At the mention of 473 people executed in Texas, more than four times greater than the next highest state, Virginia, at 109, a Tea Party audience burst into applause even before Rick Perry could defend this grisly record. Emboldened by the applause, or perhaps not needing to be, Perry brushed off the notion that even one of those 473 might have been innocent.
Many cultures worshiped gods of death: the ancient Greeks had Hades, lord of the underworld; the ancient Egyptians had Osiris, and built temples to death—the pyramids. The ancient Hebrews had a fierce tradition of blood sacrifice and a Destroying Angel, who was enlisted to smite the Egyptians’ first born. In European cultures, death was personified by the Grim Reaper, the Hangman, the Angel of Death.
The inevitability of death gives it such power that some see it as a malevolent god to be appeased. Western medicine places avoidance of death above quality of life; people who do not wish their bodies to be kept alive by pumps, tubes, and breathing machines, must put a legal document into a doctor’s hands, and even then may not be allowed to die with dignity.
Abraham proved that he feared God by his willingness to sacrifice, Isaac, his son. Does some mix of fear, faith, and tortured logic goad the Tea Party to worship death, to offer blood sacrifice in the form of condemned criminals, relieving themselves of any need for personal blood sacrifice?
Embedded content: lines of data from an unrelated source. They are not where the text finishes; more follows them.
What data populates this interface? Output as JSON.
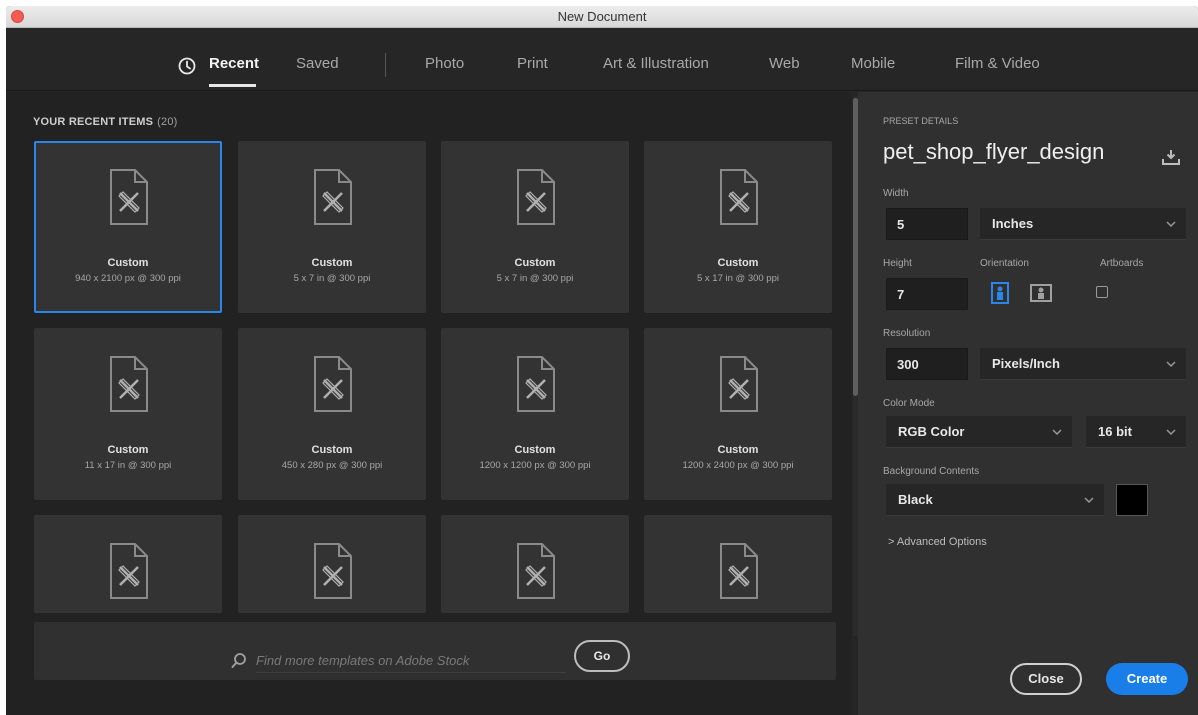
{
  "window": {
    "title": "New Document"
  },
  "tabs": [
    {
      "label": "Recent",
      "active": true
    },
    {
      "label": "Saved"
    },
    {
      "label": "Photo"
    },
    {
      "label": "Print"
    },
    {
      "label": "Art & Illustration"
    },
    {
      "label": "Web"
    },
    {
      "label": "Mobile"
    },
    {
      "label": "Film & Video"
    }
  ],
  "recent": {
    "title": "YOUR RECENT ITEMS",
    "count": "(20)",
    "items": [
      {
        "name": "Custom",
        "desc": "940 x 2100 px @ 300 ppi",
        "selected": true
      },
      {
        "name": "Custom",
        "desc": "5 x 7 in @ 300 ppi"
      },
      {
        "name": "Custom",
        "desc": "5 x 7 in @ 300 ppi"
      },
      {
        "name": "Custom",
        "desc": "5 x 17 in @ 300 ppi"
      },
      {
        "name": "Custom",
        "desc": "11 x 17 in @ 300 ppi"
      },
      {
        "name": "Custom",
        "desc": "450 x 280 px @ 300 ppi"
      },
      {
        "name": "Custom",
        "desc": "1200 x 1200 px @ 300 ppi"
      },
      {
        "name": "Custom",
        "desc": "1200 x 2400 px @ 300 ppi"
      }
    ]
  },
  "stock": {
    "placeholder": "Find more templates on Adobe Stock",
    "go_label": "Go"
  },
  "preset": {
    "section_label": "PRESET DETAILS",
    "name": "pet_shop_flyer_design",
    "width_label": "Width",
    "width_value": "5",
    "width_unit": "Inches",
    "height_label": "Height",
    "height_value": "7",
    "orientation_label": "Orientation",
    "artboards_label": "Artboards",
    "resolution_label": "Resolution",
    "resolution_value": "300",
    "resolution_unit": "Pixels/Inch",
    "color_mode_label": "Color Mode",
    "color_mode": "RGB Color",
    "bit_depth": "16 bit",
    "background_label": "Background Contents",
    "background": "Black",
    "background_swatch": "#000000",
    "advanced_label": "> Advanced Options"
  },
  "footer": {
    "close_label": "Close",
    "create_label": "Create"
  },
  "colors": {
    "accent": "#1a7ee8",
    "selection": "#2b86ea",
    "panel": "#303030",
    "background": "#222222"
  }
}
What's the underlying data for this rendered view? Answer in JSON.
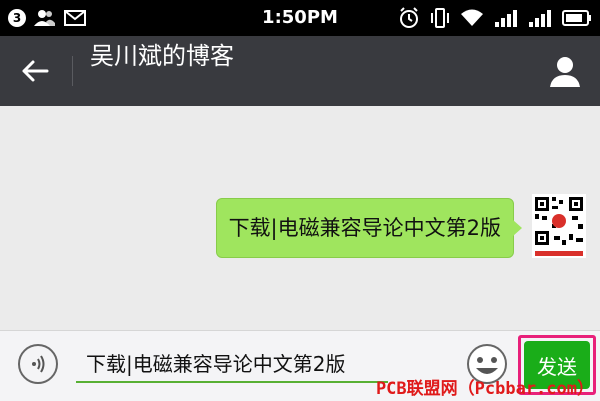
{
  "status_bar": {
    "notification_count": "3",
    "time": "1:50PM",
    "icons": [
      "notification-badge",
      "contacts-icon",
      "mail-icon",
      "alarm-icon",
      "vibrate-icon",
      "wifi-icon",
      "signal-icon",
      "signal-icon",
      "battery-icon"
    ]
  },
  "header": {
    "title": "吴川斌的博客",
    "back_icon": "arrow-left-icon",
    "profile_icon": "person-icon"
  },
  "messages": [
    {
      "text": "下载|电磁兼容导论中文第2版",
      "sender": "me"
    }
  ],
  "input_bar": {
    "value": "下载|电磁兼容导论中文第2版",
    "send_label": "发送",
    "voice_icon": "voice-icon",
    "emoji_icon": "emoji-icon"
  },
  "watermark": "PCB联盟网（Pcbbar.com）",
  "colors": {
    "status_bar": "#000000",
    "title_bar": "#393a3f",
    "chat_bg": "#ebebeb",
    "bubble": "#9fe55e",
    "send_button": "#1aad19",
    "highlight": "#e8207a",
    "watermark": "#e01a1a"
  }
}
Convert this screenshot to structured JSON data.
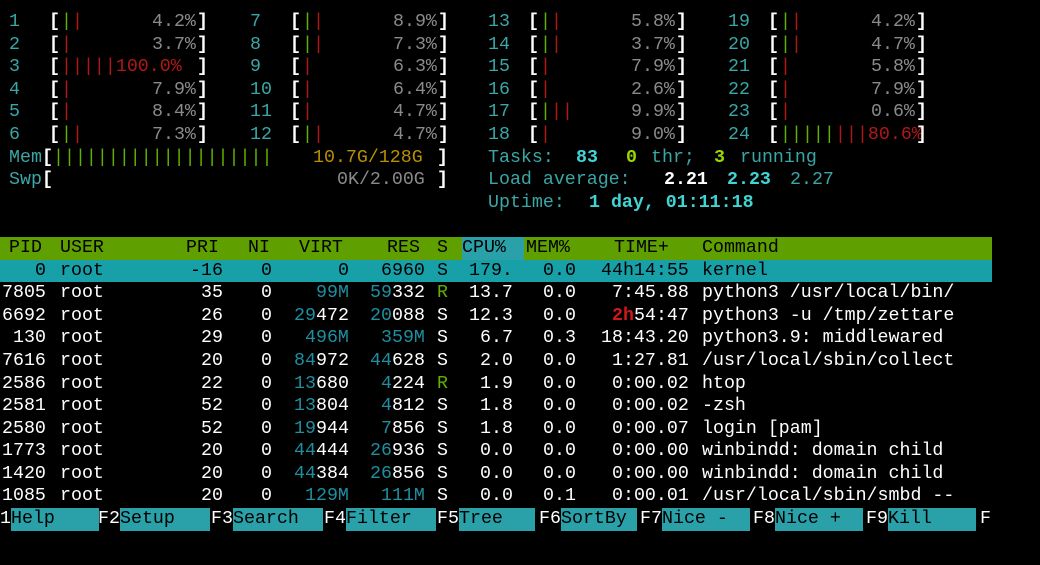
{
  "cpus": [
    {
      "id": "1",
      "pct": "4.2%",
      "bars": [
        [
          "g",
          "|"
        ],
        [
          "r",
          "|"
        ]
      ]
    },
    {
      "id": "2",
      "pct": "3.7%",
      "bars": [
        [
          "r",
          "|"
        ]
      ]
    },
    {
      "id": "3",
      "pct": "100.0%",
      "bars": [
        [
          "r",
          "|||||100.0%"
        ]
      ]
    },
    {
      "id": "4",
      "pct": "7.9%",
      "bars": [
        [
          "r",
          "|"
        ]
      ]
    },
    {
      "id": "5",
      "pct": "8.4%",
      "bars": [
        [
          "r",
          "|"
        ]
      ]
    },
    {
      "id": "6",
      "pct": "7.3%",
      "bars": [
        [
          "g",
          "|"
        ],
        [
          "r",
          "|"
        ]
      ]
    },
    {
      "id": "7",
      "pct": "8.9%",
      "bars": [
        [
          "g",
          "|"
        ],
        [
          "r",
          "|"
        ]
      ]
    },
    {
      "id": "8",
      "pct": "7.3%",
      "bars": [
        [
          "g",
          "|"
        ],
        [
          "r",
          "|"
        ]
      ]
    },
    {
      "id": "9",
      "pct": "6.3%",
      "bars": [
        [
          "r",
          "|"
        ]
      ]
    },
    {
      "id": "10",
      "pct": "6.4%",
      "bars": [
        [
          "r",
          "|"
        ]
      ]
    },
    {
      "id": "11",
      "pct": "4.7%",
      "bars": [
        [
          "r",
          "|"
        ]
      ]
    },
    {
      "id": "12",
      "pct": "4.7%",
      "bars": [
        [
          "g",
          "|"
        ],
        [
          "r",
          "|"
        ]
      ]
    },
    {
      "id": "13",
      "pct": "5.8%",
      "bars": [
        [
          "g",
          "|"
        ],
        [
          "r",
          "|"
        ]
      ]
    },
    {
      "id": "14",
      "pct": "3.7%",
      "bars": [
        [
          "g",
          "|"
        ],
        [
          "r",
          "|"
        ]
      ]
    },
    {
      "id": "15",
      "pct": "7.9%",
      "bars": [
        [
          "r",
          "|"
        ]
      ]
    },
    {
      "id": "16",
      "pct": "2.6%",
      "bars": [
        [
          "r",
          "|"
        ]
      ]
    },
    {
      "id": "17",
      "pct": "9.9%",
      "bars": [
        [
          "g",
          "|"
        ],
        [
          "r",
          "||"
        ]
      ]
    },
    {
      "id": "18",
      "pct": "9.0%",
      "bars": [
        [
          "r",
          "|"
        ]
      ]
    },
    {
      "id": "19",
      "pct": "4.2%",
      "bars": [
        [
          "g",
          "|"
        ],
        [
          "r",
          "|"
        ]
      ]
    },
    {
      "id": "20",
      "pct": "4.7%",
      "bars": [
        [
          "g",
          "|"
        ],
        [
          "r",
          "|"
        ]
      ]
    },
    {
      "id": "21",
      "pct": "5.8%",
      "bars": [
        [
          "r",
          "|"
        ]
      ]
    },
    {
      "id": "22",
      "pct": "7.9%",
      "bars": [
        [
          "r",
          "|"
        ]
      ]
    },
    {
      "id": "23",
      "pct": "0.6%",
      "bars": [
        [
          "r",
          "|"
        ]
      ]
    },
    {
      "id": "24",
      "pct": "80.6%",
      "bars": [
        [
          "g",
          "|||||"
        ],
        [
          "r",
          "|||80.6%"
        ]
      ]
    }
  ],
  "mem": {
    "label": "Mem",
    "bar": "||||||||||||||||||||",
    "value": "10.7G/128G"
  },
  "swp": {
    "label": "Swp",
    "value": "0K/2.00G"
  },
  "tasks": {
    "label": "Tasks:",
    "count": "83",
    "thr": "0",
    "thr_label": "thr;",
    "running": "3",
    "running_label": "running"
  },
  "load": {
    "label": "Load average:",
    "l1": "2.21",
    "l5": "2.23",
    "l15": "2.27"
  },
  "uptime": {
    "label": "Uptime:",
    "value": "1 day, 01:11:18"
  },
  "table": {
    "headers": {
      "pid": "PID",
      "user": "USER",
      "pri": "PRI",
      "ni": "NI",
      "virt": "VIRT",
      "res": "RES",
      "s": "S",
      "cpu": "CPU%",
      "mem": "MEM%",
      "time": "TIME+",
      "cmd": "Command"
    },
    "rows": [
      {
        "pid": "0",
        "user": "root",
        "pri": "-16",
        "ni": "0",
        "virt": "0",
        "res": "6960",
        "s": "S",
        "cpu": "179.",
        "mem": "0.0",
        "time": "44h14:55",
        "cmd": "kernel",
        "selected": true
      },
      {
        "pid": "7805",
        "user": "root",
        "pri": "35",
        "ni": "0",
        "virt": "99M",
        "res": "59332",
        "s": "R",
        "cpu": "13.7",
        "mem": "0.0",
        "time": "7:45.88",
        "cmd": "python3 /usr/local/bin/"
      },
      {
        "pid": "6692",
        "user": "root",
        "pri": "26",
        "ni": "0",
        "virt": "29472",
        "res": "20088",
        "s": "S",
        "cpu": "12.3",
        "mem": "0.0",
        "time": "2h54:47",
        "cmd": "python3 -u /tmp/zettare"
      },
      {
        "pid": "130",
        "user": "root",
        "pri": "29",
        "ni": "0",
        "virt": "496M",
        "res": "359M",
        "s": "S",
        "cpu": "6.7",
        "mem": "0.3",
        "time": "18:43.20",
        "cmd": "python3.9: middlewared"
      },
      {
        "pid": "7616",
        "user": "root",
        "pri": "20",
        "ni": "0",
        "virt": "84972",
        "res": "44628",
        "s": "S",
        "cpu": "2.0",
        "mem": "0.0",
        "time": "1:27.81",
        "cmd": "/usr/local/sbin/collect"
      },
      {
        "pid": "2586",
        "user": "root",
        "pri": "22",
        "ni": "0",
        "virt": "13680",
        "res": "4224",
        "s": "R",
        "cpu": "1.9",
        "mem": "0.0",
        "time": "0:00.02",
        "cmd": "htop"
      },
      {
        "pid": "2581",
        "user": "root",
        "pri": "52",
        "ni": "0",
        "virt": "13804",
        "res": "4812",
        "s": "S",
        "cpu": "1.8",
        "mem": "0.0",
        "time": "0:00.02",
        "cmd": "-zsh"
      },
      {
        "pid": "2580",
        "user": "root",
        "pri": "52",
        "ni": "0",
        "virt": "19944",
        "res": "7856",
        "s": "S",
        "cpu": "1.8",
        "mem": "0.0",
        "time": "0:00.07",
        "cmd": "login [pam]"
      },
      {
        "pid": "1773",
        "user": "root",
        "pri": "20",
        "ni": "0",
        "virt": "44444",
        "res": "26936",
        "s": "S",
        "cpu": "0.0",
        "mem": "0.0",
        "time": "0:00.00",
        "cmd": "winbindd: domain child"
      },
      {
        "pid": "1420",
        "user": "root",
        "pri": "20",
        "ni": "0",
        "virt": "44384",
        "res": "26856",
        "s": "S",
        "cpu": "0.0",
        "mem": "0.0",
        "time": "0:00.00",
        "cmd": "winbindd: domain child"
      },
      {
        "pid": "1085",
        "user": "root",
        "pri": "20",
        "ni": "0",
        "virt": "129M",
        "res": "111M",
        "s": "S",
        "cpu": "0.0",
        "mem": "0.1",
        "time": "0:00.01",
        "cmd": "/usr/local/sbin/smbd --"
      }
    ]
  },
  "fkeys": [
    {
      "key": "1",
      "label": "Help"
    },
    {
      "key": "F2",
      "label": "Setup"
    },
    {
      "key": "F3",
      "label": "Search"
    },
    {
      "key": "F4",
      "label": "Filter"
    },
    {
      "key": "F5",
      "label": "Tree"
    },
    {
      "key": "F6",
      "label": "SortBy"
    },
    {
      "key": "F7",
      "label": "Nice -"
    },
    {
      "key": "F8",
      "label": "Nice +"
    },
    {
      "key": "F9",
      "label": "Kill"
    },
    {
      "key": "F",
      "label": ""
    }
  ],
  "colors": {
    "header_bg": "#5fa000",
    "selected_bg": "#17a0a8",
    "fbtn_bg": "#2aa0a8",
    "accent_cyan": "#40d4d4"
  }
}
Does it drive them to create this special caste—criminals—whose loss they are permitted to celebrate, at the same time that they placate their god? If that is the case, then innocence of the victims is not important.
Wise minds are needed to ponder such behavior. But it does not take special wisdom to recognize the threat they pose to a nation that prizes its rationality, its tradition of justice, and its sanity.